In my view of life, there is also supremely needful a vital, two-way exchange of heart qualities between human beings. Without it, the human spirit and relationship to other spirits is lifeless and dangerous. Dependence on head qualities is mechanical and empty, just as we have discovered that babies do not thrive, even with technical, expert nursing care, without mother love.
The law of the heart, in my belief, then, means that I can achieve greatest physical and mental health
and have the most constructive relations with life and people if my matured emotional self dominates my motives and actions. When, after due consultation with my head, the true heart speaks, it is the finest and most mellowed judgment that I, human creature, am capable of. Man is indivisible, I believe. He is a whole—mind, spirit, body—but with only one real, fully representative voice: the voice of the heart.
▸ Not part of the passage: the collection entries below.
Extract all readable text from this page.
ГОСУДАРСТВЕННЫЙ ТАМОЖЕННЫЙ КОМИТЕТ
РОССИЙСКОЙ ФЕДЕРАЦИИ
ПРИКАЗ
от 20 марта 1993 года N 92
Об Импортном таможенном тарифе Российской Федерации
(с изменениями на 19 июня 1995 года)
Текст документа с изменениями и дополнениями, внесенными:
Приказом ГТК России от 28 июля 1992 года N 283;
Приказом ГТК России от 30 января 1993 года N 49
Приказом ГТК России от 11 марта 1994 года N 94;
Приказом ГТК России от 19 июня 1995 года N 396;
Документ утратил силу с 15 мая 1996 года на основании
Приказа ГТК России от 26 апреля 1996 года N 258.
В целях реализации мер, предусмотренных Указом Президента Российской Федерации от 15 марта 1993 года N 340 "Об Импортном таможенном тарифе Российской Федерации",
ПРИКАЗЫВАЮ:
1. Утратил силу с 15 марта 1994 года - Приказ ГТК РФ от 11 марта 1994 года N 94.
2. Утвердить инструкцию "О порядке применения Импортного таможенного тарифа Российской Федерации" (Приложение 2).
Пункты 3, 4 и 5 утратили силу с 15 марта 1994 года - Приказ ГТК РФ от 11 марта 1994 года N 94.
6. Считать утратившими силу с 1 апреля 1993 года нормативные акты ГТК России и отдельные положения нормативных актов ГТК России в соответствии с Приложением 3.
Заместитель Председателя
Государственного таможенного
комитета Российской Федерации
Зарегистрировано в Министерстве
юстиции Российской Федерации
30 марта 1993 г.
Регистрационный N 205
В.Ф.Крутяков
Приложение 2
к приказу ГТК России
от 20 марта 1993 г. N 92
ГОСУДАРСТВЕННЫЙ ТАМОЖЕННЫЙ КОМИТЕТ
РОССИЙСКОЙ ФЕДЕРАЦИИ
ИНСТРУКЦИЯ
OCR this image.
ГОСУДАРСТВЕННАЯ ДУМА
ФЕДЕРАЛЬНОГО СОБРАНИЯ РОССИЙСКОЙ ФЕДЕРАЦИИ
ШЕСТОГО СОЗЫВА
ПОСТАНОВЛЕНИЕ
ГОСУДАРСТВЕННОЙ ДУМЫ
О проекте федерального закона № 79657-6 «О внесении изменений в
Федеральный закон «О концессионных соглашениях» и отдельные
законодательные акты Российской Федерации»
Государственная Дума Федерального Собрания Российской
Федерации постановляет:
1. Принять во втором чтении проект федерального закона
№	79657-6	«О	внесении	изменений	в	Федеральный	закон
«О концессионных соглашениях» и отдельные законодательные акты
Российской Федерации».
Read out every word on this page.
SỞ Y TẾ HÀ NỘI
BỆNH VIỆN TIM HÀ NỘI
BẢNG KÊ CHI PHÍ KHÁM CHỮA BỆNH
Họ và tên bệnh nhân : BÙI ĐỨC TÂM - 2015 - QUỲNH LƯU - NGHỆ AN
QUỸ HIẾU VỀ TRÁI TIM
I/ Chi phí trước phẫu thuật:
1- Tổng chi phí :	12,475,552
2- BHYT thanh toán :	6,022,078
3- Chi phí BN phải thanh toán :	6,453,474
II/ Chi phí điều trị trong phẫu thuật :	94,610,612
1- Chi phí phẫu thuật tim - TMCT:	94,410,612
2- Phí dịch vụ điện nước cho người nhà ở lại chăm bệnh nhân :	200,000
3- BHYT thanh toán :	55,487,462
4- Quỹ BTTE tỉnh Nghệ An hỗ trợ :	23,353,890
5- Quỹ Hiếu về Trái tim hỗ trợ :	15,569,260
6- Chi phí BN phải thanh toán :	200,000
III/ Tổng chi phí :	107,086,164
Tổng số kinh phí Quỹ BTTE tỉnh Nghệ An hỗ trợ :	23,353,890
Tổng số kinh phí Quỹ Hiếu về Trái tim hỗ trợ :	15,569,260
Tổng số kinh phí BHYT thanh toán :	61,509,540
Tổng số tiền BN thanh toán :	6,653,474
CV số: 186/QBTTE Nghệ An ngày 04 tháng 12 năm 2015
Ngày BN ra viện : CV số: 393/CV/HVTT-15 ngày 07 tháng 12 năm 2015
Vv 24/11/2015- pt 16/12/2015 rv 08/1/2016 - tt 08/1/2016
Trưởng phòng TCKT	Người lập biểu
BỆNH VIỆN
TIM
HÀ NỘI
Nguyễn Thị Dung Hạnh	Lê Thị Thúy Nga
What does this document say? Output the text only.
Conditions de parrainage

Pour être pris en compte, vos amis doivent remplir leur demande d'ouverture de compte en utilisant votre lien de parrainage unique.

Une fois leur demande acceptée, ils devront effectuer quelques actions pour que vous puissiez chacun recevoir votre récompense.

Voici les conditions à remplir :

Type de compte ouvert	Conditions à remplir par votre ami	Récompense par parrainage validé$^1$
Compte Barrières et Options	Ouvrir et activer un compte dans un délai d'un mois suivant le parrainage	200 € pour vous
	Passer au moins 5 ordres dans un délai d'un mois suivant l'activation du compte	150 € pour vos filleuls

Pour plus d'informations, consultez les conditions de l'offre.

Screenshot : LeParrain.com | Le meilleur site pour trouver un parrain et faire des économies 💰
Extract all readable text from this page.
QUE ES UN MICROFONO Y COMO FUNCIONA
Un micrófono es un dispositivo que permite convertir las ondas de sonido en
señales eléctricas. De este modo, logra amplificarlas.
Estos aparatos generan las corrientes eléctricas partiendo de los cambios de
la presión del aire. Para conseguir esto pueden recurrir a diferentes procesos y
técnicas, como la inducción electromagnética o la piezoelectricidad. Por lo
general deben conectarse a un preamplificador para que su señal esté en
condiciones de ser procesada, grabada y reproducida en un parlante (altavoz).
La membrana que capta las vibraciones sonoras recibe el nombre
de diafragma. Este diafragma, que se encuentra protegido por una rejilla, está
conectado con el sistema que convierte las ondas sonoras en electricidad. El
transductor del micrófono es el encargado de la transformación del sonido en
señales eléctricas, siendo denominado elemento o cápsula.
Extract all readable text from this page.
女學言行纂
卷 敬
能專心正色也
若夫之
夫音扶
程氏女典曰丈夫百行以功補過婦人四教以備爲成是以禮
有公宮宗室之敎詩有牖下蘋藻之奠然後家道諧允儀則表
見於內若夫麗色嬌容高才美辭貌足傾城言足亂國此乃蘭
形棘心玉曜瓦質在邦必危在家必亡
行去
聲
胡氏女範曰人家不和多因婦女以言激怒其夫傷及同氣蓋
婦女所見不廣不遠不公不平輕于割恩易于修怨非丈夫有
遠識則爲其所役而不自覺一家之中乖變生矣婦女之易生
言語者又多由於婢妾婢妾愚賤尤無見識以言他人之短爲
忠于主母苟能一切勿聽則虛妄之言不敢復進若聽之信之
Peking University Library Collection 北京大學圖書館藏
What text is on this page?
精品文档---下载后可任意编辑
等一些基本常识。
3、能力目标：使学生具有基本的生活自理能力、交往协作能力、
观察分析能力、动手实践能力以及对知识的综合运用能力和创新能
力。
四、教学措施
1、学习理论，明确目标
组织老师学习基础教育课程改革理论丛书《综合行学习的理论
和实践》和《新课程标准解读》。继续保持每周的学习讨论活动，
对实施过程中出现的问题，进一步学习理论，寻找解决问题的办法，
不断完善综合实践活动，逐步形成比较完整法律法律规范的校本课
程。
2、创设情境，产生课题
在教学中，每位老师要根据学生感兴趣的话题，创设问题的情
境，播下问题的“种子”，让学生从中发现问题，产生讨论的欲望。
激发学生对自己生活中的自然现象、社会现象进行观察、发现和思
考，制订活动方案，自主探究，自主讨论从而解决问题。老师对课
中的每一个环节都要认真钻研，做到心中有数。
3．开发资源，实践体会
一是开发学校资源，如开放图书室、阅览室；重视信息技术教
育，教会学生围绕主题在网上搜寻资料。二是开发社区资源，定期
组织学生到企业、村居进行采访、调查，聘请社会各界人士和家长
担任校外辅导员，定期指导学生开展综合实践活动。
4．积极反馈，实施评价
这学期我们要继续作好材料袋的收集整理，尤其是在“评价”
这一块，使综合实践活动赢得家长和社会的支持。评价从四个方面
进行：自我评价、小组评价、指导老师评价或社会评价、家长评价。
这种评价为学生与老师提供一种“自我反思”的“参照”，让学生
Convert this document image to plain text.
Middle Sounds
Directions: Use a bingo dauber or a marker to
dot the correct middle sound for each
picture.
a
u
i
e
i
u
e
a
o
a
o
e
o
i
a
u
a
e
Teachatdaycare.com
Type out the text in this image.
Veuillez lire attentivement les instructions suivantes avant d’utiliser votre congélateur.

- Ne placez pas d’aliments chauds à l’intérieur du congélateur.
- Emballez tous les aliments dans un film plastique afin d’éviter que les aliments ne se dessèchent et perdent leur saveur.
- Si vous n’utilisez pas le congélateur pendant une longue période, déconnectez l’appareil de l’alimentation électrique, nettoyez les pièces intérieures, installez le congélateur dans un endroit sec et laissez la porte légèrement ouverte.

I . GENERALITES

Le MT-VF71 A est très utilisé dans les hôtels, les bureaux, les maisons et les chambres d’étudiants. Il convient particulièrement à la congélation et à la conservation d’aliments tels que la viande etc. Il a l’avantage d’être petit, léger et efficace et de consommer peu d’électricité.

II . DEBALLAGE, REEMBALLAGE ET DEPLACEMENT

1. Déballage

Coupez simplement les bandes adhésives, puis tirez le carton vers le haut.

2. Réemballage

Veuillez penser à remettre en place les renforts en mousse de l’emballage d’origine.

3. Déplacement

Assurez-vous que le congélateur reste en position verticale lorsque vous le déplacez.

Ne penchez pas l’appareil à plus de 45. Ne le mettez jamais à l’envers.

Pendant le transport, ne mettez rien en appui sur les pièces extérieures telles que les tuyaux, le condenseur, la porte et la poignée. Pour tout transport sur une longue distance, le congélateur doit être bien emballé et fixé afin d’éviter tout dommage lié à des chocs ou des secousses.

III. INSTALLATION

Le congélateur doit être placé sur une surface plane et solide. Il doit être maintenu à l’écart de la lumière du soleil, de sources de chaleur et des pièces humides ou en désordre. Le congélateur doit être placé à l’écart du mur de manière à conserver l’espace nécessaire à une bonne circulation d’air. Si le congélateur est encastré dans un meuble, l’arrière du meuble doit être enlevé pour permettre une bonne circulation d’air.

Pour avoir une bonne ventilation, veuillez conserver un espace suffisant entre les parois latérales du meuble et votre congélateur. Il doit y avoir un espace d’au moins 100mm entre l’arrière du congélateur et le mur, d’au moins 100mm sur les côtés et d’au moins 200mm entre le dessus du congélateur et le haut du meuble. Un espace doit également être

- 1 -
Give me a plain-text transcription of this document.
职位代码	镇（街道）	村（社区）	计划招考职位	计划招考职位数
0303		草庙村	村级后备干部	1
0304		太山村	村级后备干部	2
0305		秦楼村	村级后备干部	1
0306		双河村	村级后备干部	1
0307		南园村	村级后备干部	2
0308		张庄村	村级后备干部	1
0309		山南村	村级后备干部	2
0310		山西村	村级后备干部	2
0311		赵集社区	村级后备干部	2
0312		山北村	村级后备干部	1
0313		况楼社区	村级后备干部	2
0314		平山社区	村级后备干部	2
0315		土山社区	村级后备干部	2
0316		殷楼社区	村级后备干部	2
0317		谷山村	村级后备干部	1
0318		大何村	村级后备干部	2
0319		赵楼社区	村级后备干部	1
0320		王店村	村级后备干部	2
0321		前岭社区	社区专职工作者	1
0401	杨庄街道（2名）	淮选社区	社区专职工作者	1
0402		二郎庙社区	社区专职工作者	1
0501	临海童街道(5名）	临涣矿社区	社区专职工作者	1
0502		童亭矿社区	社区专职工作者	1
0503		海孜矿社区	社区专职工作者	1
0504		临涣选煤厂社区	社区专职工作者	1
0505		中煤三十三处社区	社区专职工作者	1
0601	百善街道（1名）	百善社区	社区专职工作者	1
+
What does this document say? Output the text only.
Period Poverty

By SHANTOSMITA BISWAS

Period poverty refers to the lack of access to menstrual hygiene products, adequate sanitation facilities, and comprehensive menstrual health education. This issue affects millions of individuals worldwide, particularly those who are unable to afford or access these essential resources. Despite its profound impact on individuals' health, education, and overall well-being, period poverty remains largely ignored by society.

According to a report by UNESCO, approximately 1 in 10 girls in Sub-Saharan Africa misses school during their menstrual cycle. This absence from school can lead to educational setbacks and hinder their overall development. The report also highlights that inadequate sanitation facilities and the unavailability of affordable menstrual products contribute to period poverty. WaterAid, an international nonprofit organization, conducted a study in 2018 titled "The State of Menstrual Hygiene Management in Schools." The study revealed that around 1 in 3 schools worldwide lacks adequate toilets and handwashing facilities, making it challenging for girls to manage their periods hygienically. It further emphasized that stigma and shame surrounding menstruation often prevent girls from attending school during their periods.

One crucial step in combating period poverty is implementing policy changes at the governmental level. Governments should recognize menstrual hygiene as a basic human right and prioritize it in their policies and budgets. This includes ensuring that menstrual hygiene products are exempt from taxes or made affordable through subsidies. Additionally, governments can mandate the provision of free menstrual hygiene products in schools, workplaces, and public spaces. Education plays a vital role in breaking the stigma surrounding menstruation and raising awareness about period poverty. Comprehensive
There is in my belief, very suggestive symbolism in the means by which the law of the heart operates. We know that the man needs to give others—weaker, less fortunate—a transfusion of his blood as proof of fellowship. We know that hearts, which beat in unison with the problems, pains, miseries, and needs of others, knows celestial music, which can never be known to those who do not. We know that
hearts—capable of quickened pulse at the sight of beauty and nobility, courage and sacrifice, love and tenderness, a child or a sunset—achieve intensities of living, a song in their hearts unknown to others. We know that those who choke off the heart’s native impulses will likely bring on a coronary thrombosis of obstructed emotion, which can cripple.
The first law of the heart, I feel sure, is to pulsate: to love. To fail to pulsate and love is swift and certain spiritual death. There are far, far too many of us who seemed obsessed with self, unable or unwilling to love. The second law of the heart, I believe, is to give and forgive: to sacrifice.
These things, I know and believe. They provide me with a foundation to what I call my “Humanistic
Philosophy of Life.” It works for me. I feel close to the Earth with it; yet, face uplifted. The heart is closer to everlasting reality, although I am fully aware that I must not let raw emotion masquerade as a heart quality and that the immature heart can make serious errors. The educated, matured heart is, to my belief, not only the noblest thing in man but also the great hope of the world.
You have heard the beliefs of J. George Frederick, president of the New York Gourmet Society, author of “How to Get Tough with Yourself,” a founder of the Better Business Bureau and the possessor of a genuinely human philosophy.